Background
The current changelog (Cerebrum.modules.ChangeLog) is not an adequate audit log.
- It deletes records
- It cannot store records for deleted objects
- It cannot store records for certain events (e.g. entity join)
Requirements
We need an audit log that:
- Does not delete records of actual changes
- Keeps altered values, for context. E.g. a change in a conceptual object {'id': 1, 'foo': 'bar'} -> {'id': 1, 'foo='baz'} should log that a change was done to the 'foo' attribute of an object with 'id=1', and that the old value was 'bar'. The new value can be fetched from the current value, or from subsequent log records.
- Can clear old values. When an object is deleted, we may want to purge parameters that may contain personal info, but keep the log record itself.
Design
Schema suggestion
Column | Type | Modifiers | Comment |
---|---|---|---|
tstamp | timestamp with time zone | not null default now() | Add timezone and use datetime + pytz? |
change_id | numeric(12,0) | not null | |
change_type_id | numeric(6,0) | not null | Or replace with regular string constants? |
entity_id | numeric(12,0) | not null | Was subject_entity, no constraint |
change_by_id | numeric(12,0) | not null | Was change_by, no constraint |
target_id | numeric(12,0) | Was dest_entity, no constraint TODO: Or is this meta? | |
meta | text (or json?) | not null | A new serialized JSON object, with persistent metadata. |
params | text (or json?) | Was change_params, contains the changed values, and may be deleted after some time |
- _id fields
All the entity ID fields works as before, but without database constraints. These IDs are primarily used for lookups, and should remain in indexed columns for that reason.

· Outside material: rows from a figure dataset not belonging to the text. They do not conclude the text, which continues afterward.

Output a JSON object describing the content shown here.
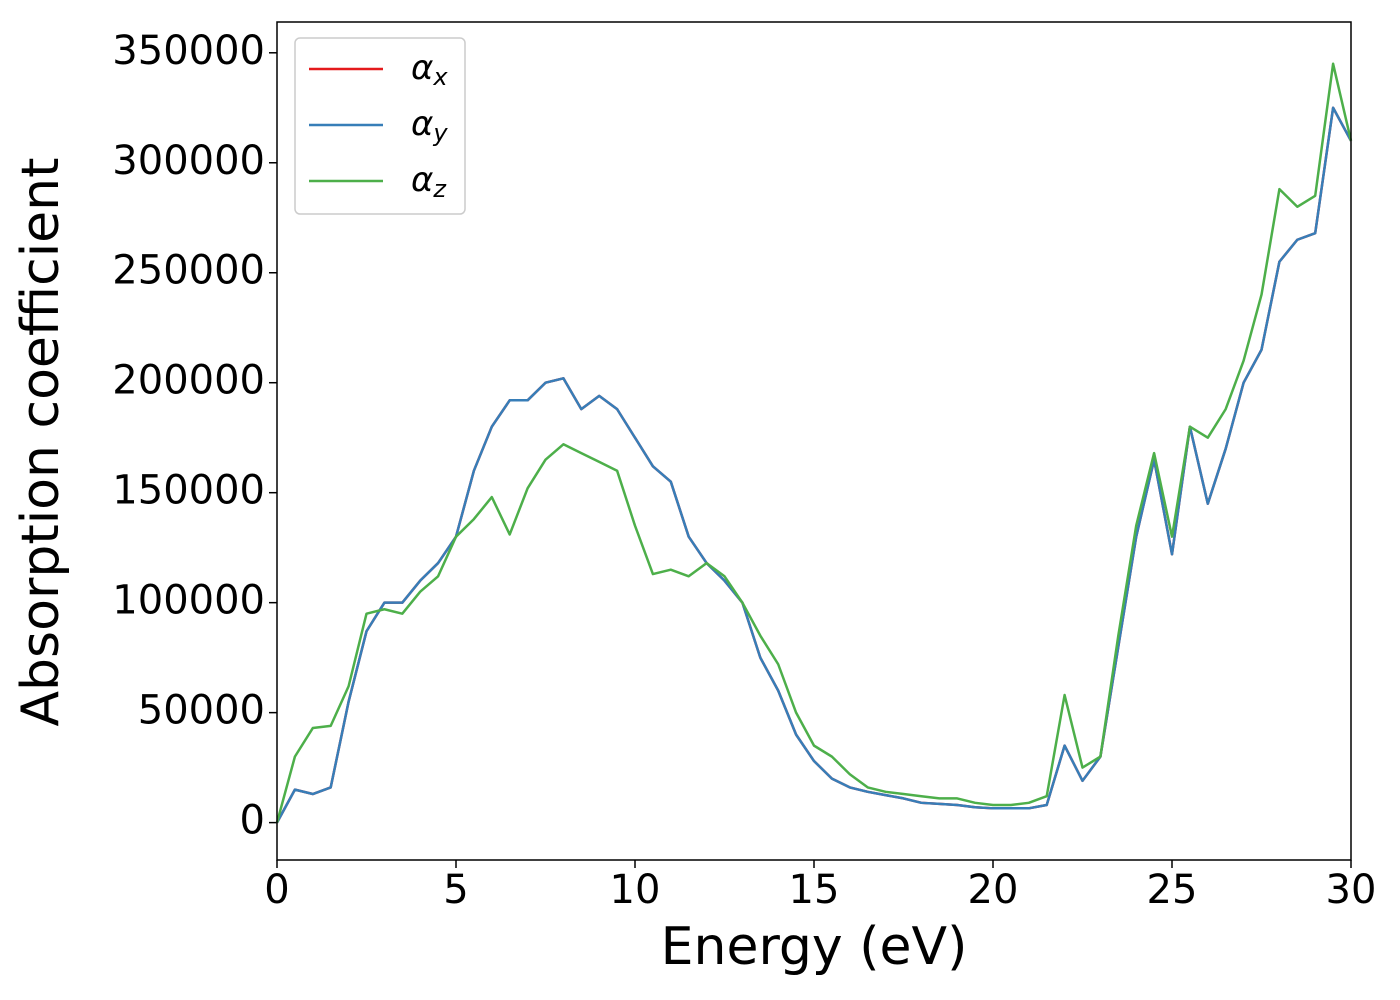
{
  "chart_data": {
    "type": "line",
    "xlabel": "Energy (eV)",
    "ylabel": "Absorption coefficient",
    "x": [
      0,
      0.5,
      1,
      1.5,
      2,
      2.5,
      3,
      3.5,
      4,
      4.5,
      5,
      5.5,
      6,
      6.5,
      7,
      7.5,
      8,
      8.5,
      9,
      9.5,
      10,
      10.5,
      11,
      11.5,
      12,
      12.5,
      13,
      13.5,
      14,
      14.5,
      15,
      15.5,
      16,
      16.5,
      17,
      17.5,
      18,
      18.5,
      19,
      19.5,
      20,
      20.5,
      21,
      21.5,
      22,
      22.5,
      23,
      23.5,
      24,
      24.5,
      25,
      25.5,
      26,
      26.5,
      27,
      27.5,
      28,
      28.5,
      29,
      29.5,
      30
    ],
    "series": [
      {
        "name": "αx",
        "color": "#e41a1c",
        "values": [
          0,
          15000,
          13000,
          16000,
          55000,
          87000,
          100000,
          100000,
          110000,
          118000,
          130000,
          160000,
          180000,
          192000,
          192000,
          200000,
          202000,
          188000,
          194000,
          188000,
          175000,
          162000,
          155000,
          130000,
          118000,
          110000,
          100000,
          75000,
          60000,
          40000,
          28000,
          20000,
          16000,
          14000,
          12500,
          11000,
          9000,
          8500,
          8000,
          7000,
          6500,
          6500,
          6500,
          8000,
          35000,
          19000,
          30000,
          80000,
          130000,
          165000,
          122000,
          180000,
          145000,
          170000,
          200000,
          215000,
          255000,
          265000,
          268000,
          325000,
          310000
        ]
      },
      {
        "name": "αy",
        "color": "#377eb8",
        "values": [
          0,
          15000,
          13000,
          16000,
          55000,
          87000,
          100000,
          100000,
          110000,
          118000,
          130000,
          160000,
          180000,
          192000,
          192000,
          200000,
          202000,
          188000,
          194000,
          188000,
          175000,
          162000,
          155000,
          130000,
          118000,
          110000,
          100000,
          75000,
          60000,
          40000,
          28000,
          20000,
          16000,
          14000,
          12500,
          11000,
          9000,
          8500,
          8000,
          7000,
          6500,
          6500,
          6500,
          8000,
          35000,
          19000,
          30000,
          80000,
          130000,
          165000,
          122000,
          180000,
          145000,
          170000,
          200000,
          215000,
          255000,
          265000,
          268000,
          325000,
          310000
        ]
      },
      {
        "name": "αz",
        "color": "#4daf4a",
        "values": [
          0,
          30000,
          43000,
          44000,
          62000,
          95000,
          97000,
          95000,
          105000,
          112000,
          130000,
          138000,
          148000,
          131000,
          152000,
          165000,
          172000,
          168000,
          164000,
          160000,
          135000,
          113000,
          115000,
          112000,
          118000,
          112000,
          100000,
          85000,
          72000,
          50000,
          35000,
          30000,
          22000,
          16000,
          14000,
          13000,
          12000,
          11000,
          11000,
          9000,
          8000,
          8000,
          9000,
          12000,
          58000,
          25000,
          30000,
          85000,
          135000,
          168000,
          130000,
          180000,
          175000,
          188000,
          210000,
          240000,
          288000,
          280000,
          285000,
          345000,
          310000
        ]
      }
    ],
    "xlim": [
      0,
      30
    ],
    "xticks": [
      0,
      5,
      10,
      15,
      20,
      25,
      30
    ],
    "ylim": [
      -17000,
      364000
    ],
    "yticks": [
      0,
      50000,
      100000,
      150000,
      200000,
      250000,
      300000,
      350000
    ],
    "legend": "upper left"
  }
}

This allows us to keep changelog records, event after the relevant entities are deleted.
- change_by_id
- The change_by_id column is now mandatory. When the database belongs to a script, service, etc..., the change_by_id may be set to the entity_id of cereconf.INITIAL_ACCOUNTNAME
- meta column
The meta column contains a JSON-serialized dict, with names and other identificators that should be used e.g. when formatting a change entry. The dict should always contain:
{ "change": str(change_type), "change_category": str(change_type.category), "change_type": str(change_type.type), "change_by_name": "<username>", "entity_name": "<username|person ?|ou sko?|group name>", "entity_type": str(entity.entity_type), "change_program": __file__, }
And would contain similar data for target_id.
- params column
The change_params should always contain the changed values (i.e. the old values):
- On create/add, nothing is needed in change_params
- On update, all previous values of modified columns should be contained in change_params
- On delete, all relevant columns should be contained in change_params
- json fields
- The JSON fields should be TEXT, or possibly
DBAL
When writing data rows to or fetching data rows from the change-log, each row should be turned into a Change object. This should look somewhat like Cerebrum.modules.event_publisher.event and Cerebrum.modules.event_publisher.eventdb.
Entity merge
One of the requirements of this new changelog is the ability to merge entities. This mainly applies to person entities, but other entities could also be affected.
Given two entities, A and B, where we want to merge B into A:
A merge could be performed as follows:
- Entity data (names, contact info) from B is added to A, causing all the relevant events to be issued.
- Owned entities by B gets A as a new owner - this probably requires a new set of change_type constants (e.g. category move?)
- Entity data is deleted from B, causing all the relevant events to be logged.
- A new change_type, (e.g. category join) is implemented, with A as its entity_id, and B as its target_id. Alternatively, this change could be logged on both entities.
- The B entity is deleted, causing all the relevant changes to be logged.
There are some more challenges to solve, e.g. what should happen when the objects have a different value for the same attribute? This is probably solved somehow in join_persons.py, but probably deserves some thought and reconsideration.
Formatters
Formatting of change log records are implemented multiple times in Cerebrum, all with a differing number of implementations (per bofhd_commands class).
We would need to re-implement formatters for the new change log, which could be imported and used by the relevant bofhd commands.
Compatibility
A lot of code relies on the change log. This would need to be adapted to the new change log.
- Changes may exist for entities that no longer exists -- these would need to be filtered out.
- Columns have changed names, change_params contains different data.
Another option would be to keep the old change_log and have them work in parallell until the above changes have been done everywhere.
TBD
- Use postgresql json type?
- Discontinue use of the CLConstants in audit log?
- Use timezone data in time stamps?
- Model -> should we keep a shadow copy of entity_name and _code tables, rather than including it in every record?